Realising what they now need to do, Dethklok and Crozier reconvene with Edgar Jomfru to perform the correct Song of Salvation, "SOS", but during their performance, Vater Orlaag orders an attack on the group. Dethklok are captured by Salacia and, after Nathan refuses Salacia's offer to join him, the five are attached to the superconductor Salacia built to draw in the Doomstar. This allows Salacia to draw on the power of the Doomstar and commence the "Great Reuniting", becoming whole once more, but Nathan is able to break free of his restraints and interrupt the machine for the rest of the band to break free. Jomfru and Crozier infiltrate the facility, with Jomfru killed after activating a bomb that destroys the control system. The band are joined by Offdensen, the Church of the Black Klok, and their legions of fans, and fight the Tribunal's forces and the US Army while Vater Orlaag fights Offdensen. Just as Orlaag is about to kill Offdensen, he is distracted by Murderface, allowing Offdensen to recover and kill Orlaag. Crozier manages to regain control of the US military and orders them to stand down and assist the fans, apprehending the Tribunal's forces.

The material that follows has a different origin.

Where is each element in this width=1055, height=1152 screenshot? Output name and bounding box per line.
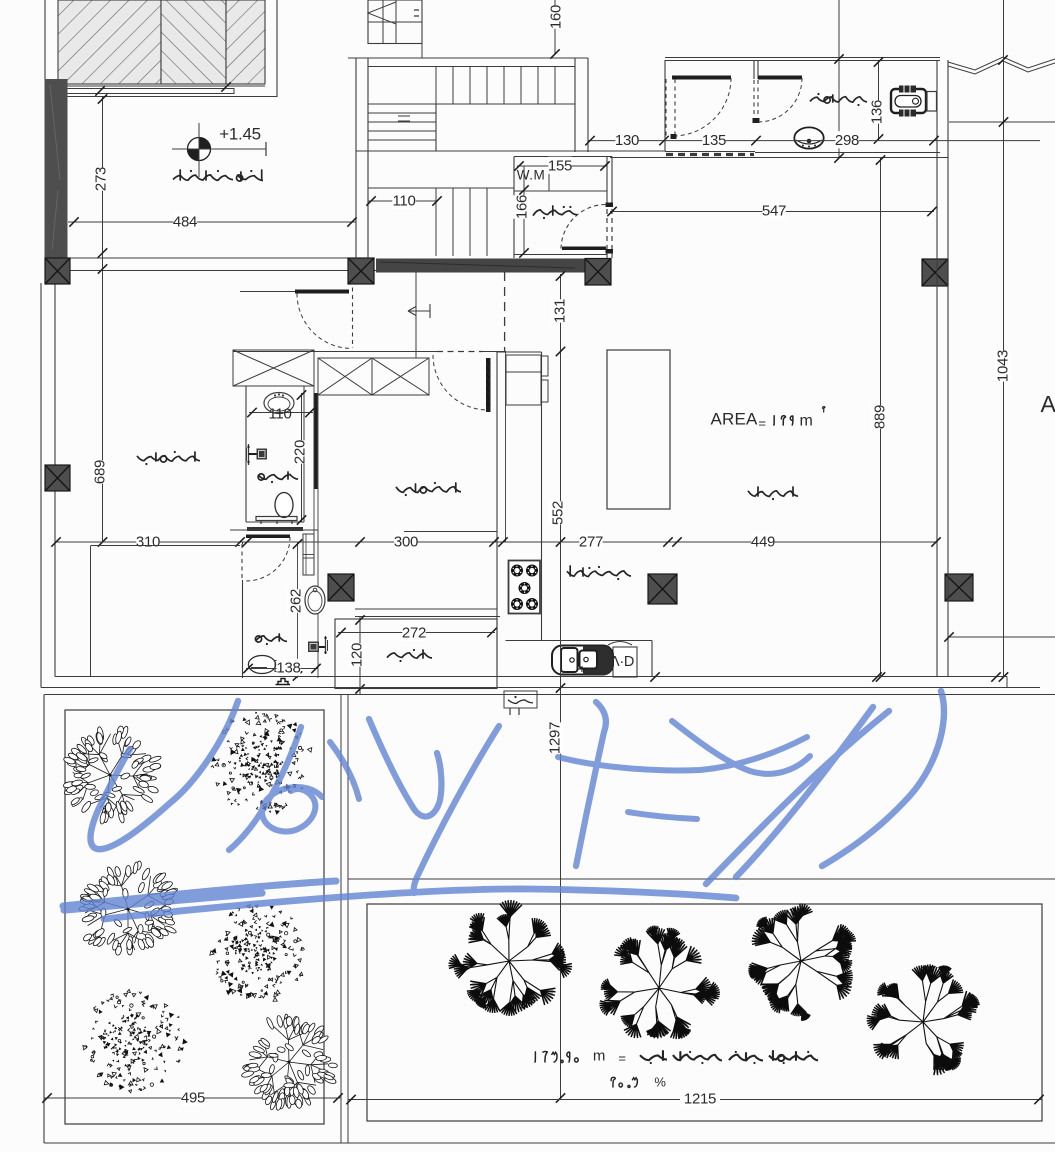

However, Salacia emerges from his cocoon in his true form, killing many of the people on the battlefield. As he attempts to kill Dethklok, Nathan draws on the power of the Doomstar to counter Salacia's attacks. The band's power spreads to the legions of fans, amplifying their power and forcing Salacia to "Go into the Water", where he is killed by the Whale Prophet. Addressing their fans in the aftermath, Nathan realizes that the fans are the true Army of the Doomstar, and that their new relationship with their fans is the true "Great Reuniting". The group and fans celebrate as the movie ends.

==Voice cast==
- Brendon Small as Nathan Explosion, Skwisgaar Skwigelf, Pickles, Charles Offdensen, Edgar Jomfru, Dick Knubbler
- Tommy Blacha as Toki Wartooth, William Murderface, Dr. Rockzo
- Malcolm McDowell as Vater Orlaag
- Raya Yarbrough as Abigail Remeltindrinc
- Mark Hamill as Mr. Salacia, Senator Stampingston, Oscar Explosion, Fan
- Victor Brandt as General Crozier
- Thundercat as Fan
- King Diamond as Priest
- Jon Hamm as Emcee, Fan
- Scott Ian as Elite Tribunal Soldier, Fan
- Amy Lee as Fan
- Juliet Mills as Whale
- Livia Zita as Tribunal Member
- Laraine Newman as Rose Explosion, Newscaster

==Soundtrack==
The original motion picture soundtrack for the film was released on August 25, 2023, through WaterTower Music.

== Reception ==
A review on The Daily Beast says of the film: "It may be the weirdest and wildest music series of all-time, yet at its fire-and-brimstone core, Small and Blacha's Metalocalypse saga is a sincere ode to the thrilling extremism of metal and a celebration of the idea that music is life—and, when loud and ferocious enough, capable of saving the world."

A review at Blu-Ray.com states "So yes, it's a page ripped directly out of the Bill and Ted's Excellent Adventure playbook – or, to a much lesser extent, Bill and Ted Face the Music – albeit with a much more darkly funny and violent edge. That's about as big a complaint as I can muster for what's otherwise a well-crafted and even emotionally effective love letter to die-hard fans who've patiently waited a full decade for the band to get back together." The film was additionally reviewed in Polygon and IGN.